RNC Principal Sheila Tallon and Hereford MP Jesse Norman join our students outside Westminster, some are holding up placards saying ‘A Right Not a Fight’. Todd is sitting on the floor with a guitar, next to Imi who is holding a ukulele

Following intense lobbying and a successful campaign with the Association of National Specialist Colleges (Natspec), The Royal National College for the Blind (RNC) welcomed the launch of the Children & Families Act 2014 on 1 September.

 

The Act provides people with special educational needs (SEN) the opportunity to request the learning provision of their choice from a younger age, based on their personal needs and preferences. There have been various battles over funding for students to attend the College in the past; a student may not hear from their local authority until September, just days before the new term starts.

 

A Right not a Fight, the campaign RNC students are a part of, highlights the difference that the real choice offered by this new legislation could have made to their own learning journeys.
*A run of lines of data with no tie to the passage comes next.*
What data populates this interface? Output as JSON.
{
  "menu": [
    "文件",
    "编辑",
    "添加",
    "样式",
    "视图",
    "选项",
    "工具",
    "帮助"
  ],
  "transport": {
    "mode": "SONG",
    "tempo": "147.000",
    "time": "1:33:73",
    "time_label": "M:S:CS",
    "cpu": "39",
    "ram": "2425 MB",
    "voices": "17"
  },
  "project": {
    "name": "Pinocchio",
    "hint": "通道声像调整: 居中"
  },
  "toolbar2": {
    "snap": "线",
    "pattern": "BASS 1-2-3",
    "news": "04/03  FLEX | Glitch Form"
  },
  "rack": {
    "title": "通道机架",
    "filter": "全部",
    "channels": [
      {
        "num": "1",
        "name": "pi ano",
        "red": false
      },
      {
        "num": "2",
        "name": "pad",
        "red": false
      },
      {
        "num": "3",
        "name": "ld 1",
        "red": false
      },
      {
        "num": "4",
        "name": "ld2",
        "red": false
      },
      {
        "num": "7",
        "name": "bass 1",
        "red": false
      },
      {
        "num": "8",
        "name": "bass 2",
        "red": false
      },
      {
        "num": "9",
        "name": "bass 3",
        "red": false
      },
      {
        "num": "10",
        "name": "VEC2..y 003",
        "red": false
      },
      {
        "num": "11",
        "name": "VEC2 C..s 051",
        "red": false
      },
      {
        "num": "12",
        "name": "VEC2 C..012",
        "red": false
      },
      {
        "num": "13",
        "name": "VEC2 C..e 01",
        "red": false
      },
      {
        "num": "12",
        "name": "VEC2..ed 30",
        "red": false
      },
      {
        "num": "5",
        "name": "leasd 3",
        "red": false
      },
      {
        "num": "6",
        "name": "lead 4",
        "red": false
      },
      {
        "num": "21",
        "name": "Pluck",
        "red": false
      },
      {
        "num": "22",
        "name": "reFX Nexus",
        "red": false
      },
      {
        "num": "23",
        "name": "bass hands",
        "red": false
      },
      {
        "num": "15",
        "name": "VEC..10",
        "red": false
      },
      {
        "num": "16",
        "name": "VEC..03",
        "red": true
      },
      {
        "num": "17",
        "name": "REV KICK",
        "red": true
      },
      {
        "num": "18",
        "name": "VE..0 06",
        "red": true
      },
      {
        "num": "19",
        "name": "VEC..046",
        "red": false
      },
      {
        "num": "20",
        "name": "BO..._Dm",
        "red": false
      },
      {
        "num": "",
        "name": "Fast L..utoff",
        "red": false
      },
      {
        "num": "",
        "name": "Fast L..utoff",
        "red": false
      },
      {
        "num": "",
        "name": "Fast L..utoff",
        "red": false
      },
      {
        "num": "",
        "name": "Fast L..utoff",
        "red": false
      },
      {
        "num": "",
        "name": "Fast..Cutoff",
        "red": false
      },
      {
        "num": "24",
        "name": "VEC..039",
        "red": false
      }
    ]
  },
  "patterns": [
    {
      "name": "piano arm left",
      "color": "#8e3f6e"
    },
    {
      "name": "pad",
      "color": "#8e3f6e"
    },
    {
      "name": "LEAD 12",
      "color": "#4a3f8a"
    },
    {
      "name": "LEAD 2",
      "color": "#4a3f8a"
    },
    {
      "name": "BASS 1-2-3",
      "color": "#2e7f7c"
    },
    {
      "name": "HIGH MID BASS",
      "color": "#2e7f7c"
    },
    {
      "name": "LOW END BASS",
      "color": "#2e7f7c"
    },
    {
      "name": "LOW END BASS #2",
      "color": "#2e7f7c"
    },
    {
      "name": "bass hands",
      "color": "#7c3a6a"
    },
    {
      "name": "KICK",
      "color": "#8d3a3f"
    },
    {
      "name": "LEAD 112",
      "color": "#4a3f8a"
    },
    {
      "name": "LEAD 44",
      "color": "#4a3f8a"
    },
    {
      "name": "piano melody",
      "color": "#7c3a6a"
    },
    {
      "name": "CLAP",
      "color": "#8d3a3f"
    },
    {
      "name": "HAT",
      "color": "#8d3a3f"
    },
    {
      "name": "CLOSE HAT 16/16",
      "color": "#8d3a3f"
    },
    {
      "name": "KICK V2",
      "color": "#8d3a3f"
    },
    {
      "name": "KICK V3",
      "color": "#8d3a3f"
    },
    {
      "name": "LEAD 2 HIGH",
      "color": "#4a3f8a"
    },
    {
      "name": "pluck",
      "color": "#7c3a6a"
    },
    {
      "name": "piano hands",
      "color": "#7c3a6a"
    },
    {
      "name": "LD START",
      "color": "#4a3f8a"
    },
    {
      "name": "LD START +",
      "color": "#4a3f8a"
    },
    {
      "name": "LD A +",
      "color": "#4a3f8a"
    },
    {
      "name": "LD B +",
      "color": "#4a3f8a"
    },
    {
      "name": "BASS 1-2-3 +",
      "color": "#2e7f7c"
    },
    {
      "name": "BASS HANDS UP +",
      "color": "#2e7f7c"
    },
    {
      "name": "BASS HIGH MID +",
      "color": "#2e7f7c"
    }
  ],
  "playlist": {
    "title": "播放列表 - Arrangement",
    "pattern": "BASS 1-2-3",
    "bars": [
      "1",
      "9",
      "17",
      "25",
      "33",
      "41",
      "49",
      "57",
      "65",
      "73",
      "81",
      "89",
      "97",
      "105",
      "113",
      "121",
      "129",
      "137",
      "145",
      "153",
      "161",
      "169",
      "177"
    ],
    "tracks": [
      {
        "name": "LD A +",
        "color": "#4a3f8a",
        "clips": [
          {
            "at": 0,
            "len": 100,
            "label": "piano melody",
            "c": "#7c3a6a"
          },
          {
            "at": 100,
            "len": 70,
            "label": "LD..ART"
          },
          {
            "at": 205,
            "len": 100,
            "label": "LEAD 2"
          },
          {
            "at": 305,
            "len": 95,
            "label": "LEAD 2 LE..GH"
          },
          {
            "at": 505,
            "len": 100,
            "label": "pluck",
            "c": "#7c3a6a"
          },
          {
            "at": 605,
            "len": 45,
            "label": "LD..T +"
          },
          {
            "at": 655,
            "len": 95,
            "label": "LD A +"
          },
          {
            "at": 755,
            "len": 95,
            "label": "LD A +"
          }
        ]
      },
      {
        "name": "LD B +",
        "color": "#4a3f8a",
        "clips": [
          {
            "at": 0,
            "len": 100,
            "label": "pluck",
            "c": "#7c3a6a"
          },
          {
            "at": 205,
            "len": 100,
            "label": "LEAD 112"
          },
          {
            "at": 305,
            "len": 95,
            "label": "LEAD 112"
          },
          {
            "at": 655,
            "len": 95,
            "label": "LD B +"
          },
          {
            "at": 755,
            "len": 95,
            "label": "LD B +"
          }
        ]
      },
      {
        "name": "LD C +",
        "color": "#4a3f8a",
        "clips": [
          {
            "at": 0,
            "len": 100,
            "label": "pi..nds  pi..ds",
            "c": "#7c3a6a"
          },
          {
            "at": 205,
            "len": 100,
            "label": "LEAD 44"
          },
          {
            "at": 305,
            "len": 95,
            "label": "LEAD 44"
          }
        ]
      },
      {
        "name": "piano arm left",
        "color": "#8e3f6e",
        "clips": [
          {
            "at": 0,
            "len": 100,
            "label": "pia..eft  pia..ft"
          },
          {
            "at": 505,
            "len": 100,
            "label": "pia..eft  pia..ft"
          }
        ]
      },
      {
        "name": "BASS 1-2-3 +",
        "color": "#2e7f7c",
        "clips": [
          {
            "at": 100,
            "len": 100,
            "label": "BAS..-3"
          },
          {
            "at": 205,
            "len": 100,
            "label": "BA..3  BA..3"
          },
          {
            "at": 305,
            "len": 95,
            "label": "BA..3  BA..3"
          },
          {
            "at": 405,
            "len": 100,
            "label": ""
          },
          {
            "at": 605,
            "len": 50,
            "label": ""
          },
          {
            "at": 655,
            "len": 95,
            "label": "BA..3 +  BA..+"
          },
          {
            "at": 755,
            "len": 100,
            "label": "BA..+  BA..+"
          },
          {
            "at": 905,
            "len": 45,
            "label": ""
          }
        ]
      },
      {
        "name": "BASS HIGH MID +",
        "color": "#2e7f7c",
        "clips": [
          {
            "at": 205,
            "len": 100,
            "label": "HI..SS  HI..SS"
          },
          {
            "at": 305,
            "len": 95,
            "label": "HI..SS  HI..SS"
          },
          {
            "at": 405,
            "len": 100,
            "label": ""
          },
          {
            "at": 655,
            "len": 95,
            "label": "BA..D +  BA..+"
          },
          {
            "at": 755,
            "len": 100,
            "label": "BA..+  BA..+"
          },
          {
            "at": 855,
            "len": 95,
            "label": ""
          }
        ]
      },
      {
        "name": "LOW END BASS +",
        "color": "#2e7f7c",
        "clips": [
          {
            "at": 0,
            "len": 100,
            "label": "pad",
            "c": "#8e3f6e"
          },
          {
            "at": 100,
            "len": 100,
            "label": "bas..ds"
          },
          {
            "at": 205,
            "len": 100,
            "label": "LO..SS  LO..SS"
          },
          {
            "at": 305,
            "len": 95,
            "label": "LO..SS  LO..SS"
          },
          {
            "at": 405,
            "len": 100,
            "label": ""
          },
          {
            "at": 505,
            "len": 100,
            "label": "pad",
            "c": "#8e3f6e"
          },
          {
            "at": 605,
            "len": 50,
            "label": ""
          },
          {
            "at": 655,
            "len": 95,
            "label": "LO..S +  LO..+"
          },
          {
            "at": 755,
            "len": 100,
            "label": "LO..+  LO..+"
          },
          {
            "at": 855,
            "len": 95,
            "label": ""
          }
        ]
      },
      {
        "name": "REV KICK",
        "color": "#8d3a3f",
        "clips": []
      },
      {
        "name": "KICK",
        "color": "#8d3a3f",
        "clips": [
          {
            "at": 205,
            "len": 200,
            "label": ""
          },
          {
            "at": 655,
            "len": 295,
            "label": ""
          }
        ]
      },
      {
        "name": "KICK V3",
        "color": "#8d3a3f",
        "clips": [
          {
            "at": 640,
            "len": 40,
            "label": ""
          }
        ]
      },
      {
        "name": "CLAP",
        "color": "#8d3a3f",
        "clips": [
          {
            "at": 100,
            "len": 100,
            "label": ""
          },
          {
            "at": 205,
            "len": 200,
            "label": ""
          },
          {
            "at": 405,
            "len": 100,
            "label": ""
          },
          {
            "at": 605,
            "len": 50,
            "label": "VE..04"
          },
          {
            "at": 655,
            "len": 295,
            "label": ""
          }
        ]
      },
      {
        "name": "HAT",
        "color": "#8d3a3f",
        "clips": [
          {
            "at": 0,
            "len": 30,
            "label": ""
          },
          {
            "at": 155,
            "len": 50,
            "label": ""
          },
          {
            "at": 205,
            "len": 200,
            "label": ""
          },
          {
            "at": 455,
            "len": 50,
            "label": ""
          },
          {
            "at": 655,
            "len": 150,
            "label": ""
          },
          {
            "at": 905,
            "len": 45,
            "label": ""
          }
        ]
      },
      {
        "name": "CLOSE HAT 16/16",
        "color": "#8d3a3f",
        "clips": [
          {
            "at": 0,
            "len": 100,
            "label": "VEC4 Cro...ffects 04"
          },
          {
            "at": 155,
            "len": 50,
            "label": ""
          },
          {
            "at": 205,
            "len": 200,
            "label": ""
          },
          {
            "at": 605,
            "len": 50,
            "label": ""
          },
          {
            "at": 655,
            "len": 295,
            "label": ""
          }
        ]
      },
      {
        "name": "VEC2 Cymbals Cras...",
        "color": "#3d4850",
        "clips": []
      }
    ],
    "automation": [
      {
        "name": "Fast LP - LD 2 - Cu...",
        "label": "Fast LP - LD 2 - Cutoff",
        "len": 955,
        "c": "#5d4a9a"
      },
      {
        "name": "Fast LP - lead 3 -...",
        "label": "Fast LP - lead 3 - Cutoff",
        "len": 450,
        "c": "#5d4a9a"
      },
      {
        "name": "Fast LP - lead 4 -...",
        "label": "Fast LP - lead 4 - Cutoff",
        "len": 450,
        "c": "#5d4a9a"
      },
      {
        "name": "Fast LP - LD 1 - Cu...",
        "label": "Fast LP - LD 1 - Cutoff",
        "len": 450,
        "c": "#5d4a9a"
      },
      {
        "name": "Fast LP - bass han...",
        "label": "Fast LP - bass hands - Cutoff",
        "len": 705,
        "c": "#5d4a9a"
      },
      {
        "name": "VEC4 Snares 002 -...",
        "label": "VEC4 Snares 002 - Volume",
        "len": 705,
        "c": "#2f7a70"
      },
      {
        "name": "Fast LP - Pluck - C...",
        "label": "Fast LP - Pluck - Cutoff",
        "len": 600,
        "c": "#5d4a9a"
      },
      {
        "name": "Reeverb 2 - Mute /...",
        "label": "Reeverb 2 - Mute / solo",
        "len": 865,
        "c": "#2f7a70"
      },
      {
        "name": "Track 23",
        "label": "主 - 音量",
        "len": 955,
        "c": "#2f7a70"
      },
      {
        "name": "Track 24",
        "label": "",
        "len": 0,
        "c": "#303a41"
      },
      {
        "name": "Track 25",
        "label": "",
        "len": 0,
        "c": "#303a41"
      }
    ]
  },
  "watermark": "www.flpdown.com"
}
Of the June demonstration outside the Houses of Parliament, Stella, a student who completed her studies at RNC in July 2014, said:

“It was good to be part of something wider. There were lots of people with similar funding battles from different specialist colleges around the country. You want your voice to be heard and the authorities to rethink education. There is still a journey ahead, but I have confidence that future students’ funding journeys will be better.”

 

The campaign will continue until young people with SEN no longer need to fight for an education which meets their needs.

Education, Health and Care (EHC) plans replace Learning Difficulty Assessments from September, ensuring a joined-up approach to education and future health and social needs. RNC and many other Independent Specialist Providers (ISPs) already model this approach, following a holistic approach to education which meets the full range of students’ needs and equips them for adulthood. At RNC, students are taught mobility and independent living skills as part of their timetables, to enable confidence in ability for each person; for example, by learning to cook a two course meal for guests to travelling confidently by train across the country. This could mean that a person who has learnt these skills is less reliant on the state into the future, particularly regarding social care and employment prospects.

 

“We welcome the Act but have major concerns about the implementation,” said Lucy Proctor, RNC Director of Communications. “There are already worrying signs that many local authorities will continue to stop young people from attending specialist providers away from their home area. This will mean that, for all the talk of choice in the Act, the wishes of many young people with a visual impairment may still be ignored.”

 

Young people from age 16 now have the right to ask to have an assessment for an EHC plan (which they can do at any time up to their 25th birthday), have their say about the content of their EHC plan, and name a particular institution in their EHC plan (amongst other rights). The College welcomes these changes to legislation and will continue to provide support to potential students considering RNC as their further education facility of choice.